Technical Abstract: Our long-term objective is to develop genomic prediction strategies for improving feed efficiency in dairy cattle. In this study, phenotypic data were pooled across multiple research stations to facilitate investigation of the genetic and non-genetic components of feed efficiency in Holstein cattle. Specifically, the heritability of residual feed intake (RFI) was estimated and heterogeneous relationships between RFI and traits relating to energy utilization were characterized across research stations. Milk, fat, protein, and lactose production, converted to Mcals (MilkE), dry matter intakes (DMI), and body weights (BW) were collected on 6,824 lactations from 4,893 Holstein cows from research stations in Scotland, the Netherlands, and the United States. Weekly DMI was fitted as a function of MilkE, BW0.75, and change in BW ('BW), along with parity, a 5th order polynomial on days in milk (DIM), and the interaction between this polynomial and parity using data ranging from 50 to 200 DIM in a first stage model.

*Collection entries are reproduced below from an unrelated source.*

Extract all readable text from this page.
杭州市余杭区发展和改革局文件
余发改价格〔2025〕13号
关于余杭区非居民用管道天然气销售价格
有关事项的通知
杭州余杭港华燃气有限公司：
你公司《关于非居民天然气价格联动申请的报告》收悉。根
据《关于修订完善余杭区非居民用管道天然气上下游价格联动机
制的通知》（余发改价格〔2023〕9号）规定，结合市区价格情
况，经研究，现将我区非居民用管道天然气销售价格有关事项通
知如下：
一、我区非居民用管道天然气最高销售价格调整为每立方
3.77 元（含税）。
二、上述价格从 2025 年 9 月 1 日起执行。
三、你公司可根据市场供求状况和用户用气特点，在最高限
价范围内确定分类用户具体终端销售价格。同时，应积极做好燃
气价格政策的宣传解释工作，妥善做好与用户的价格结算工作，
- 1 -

The residuals from this analysis were considered to be a phenotypic measure of RFI. Partial regression coefficients of DMI on MilkE and on BW0.75 were generally important, ranging from 0.29-0.47 kg/Mcal for MilkE across research stations, whereas statistically important partial regression coefficients on BW.75 ranged from 0.06 to 0.16kg/kg.75. Partial regression coefficients on 'BW ranged from 0.06 to 0.39 kg/kg/day across stations. Heritabilities for country-specific RFI were based on fitting second stage random regression models and ranged from 0.06 to 0.24 depending on DIM. The overall heritability across all research stations and all DIM was 0.15±0.02 whereas an alternative analysis based on combining the two models as one led to an overall heritability of 0.18±0.02. Hence future genomic selection programs on feed efficiency appear to be promising; nevertheless, care should be taken to allow for heterogeneous variance components and partial relationships between DMI and other energy sink traits across environments when determining RFI.